We have observed that it's possible for jobs to be stuck waiting for network
requests so they may take indefinitely to process the shutdown request (and
call their `terminate/2` callback) and that can block the replicator
scheduler.
To fix it add a 5 second timeout to the stop call and then forcibly kill the
process.
---
src/couch_replicator/src/couch_replicator_scheduler_job.erl | 4 +++-
1 file changed, 3 insertions(+), 1 deletion(-)
diff --git a/src/couch_replicator/src/couch_replicator_scheduler_job.erl
b/src/couch_replicator/src/couch_replicator_scheduler_job.erl
index 544c5602a..7f123441f 100644
--- a/src/couch_replicator/src/couch_replicator_scheduler_job.erl
+++ b/src/couch_replicator/src/couch_replicator_scheduler_job.erl
@@ -47,6 +47,7 @@
-define(LOWEST_SEQ, 0).
-define(DEFAULT_CHECKPOINT_INTERVAL, 30000).

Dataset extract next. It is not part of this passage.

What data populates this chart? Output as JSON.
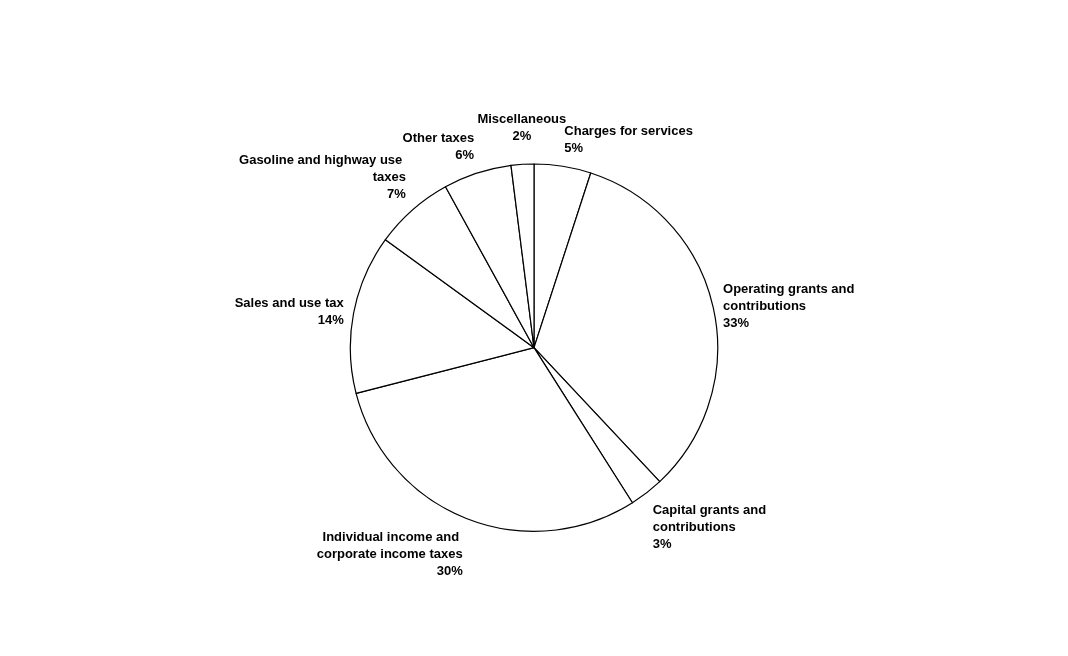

-define(STARTUP_JITTER_DEFAULT, 5000).
+-define(STOP_TIMEOUT_MSEC, 5000).
-record(rep_state, {
rep_details,
@@ -110,7 +111,8 @@ stop(Pid) when is_pid(Pid) ->
% won't return ok but exit the calling process, usually the scheduler, so
% we guard against that. See:
% www.erlang.org/doc/apps/stdlib/gen_server.html#stop/3
- catch gen_server:stop(Pid, shutdown, infinity),
+ catch gen_server:stop(Pid, shutdown, ?STOP_TIMEOUT_MSEC),
+ exit(Pid, kill),
receive
{'DOWN', Ref, _, _, Reason} -> Reason
end,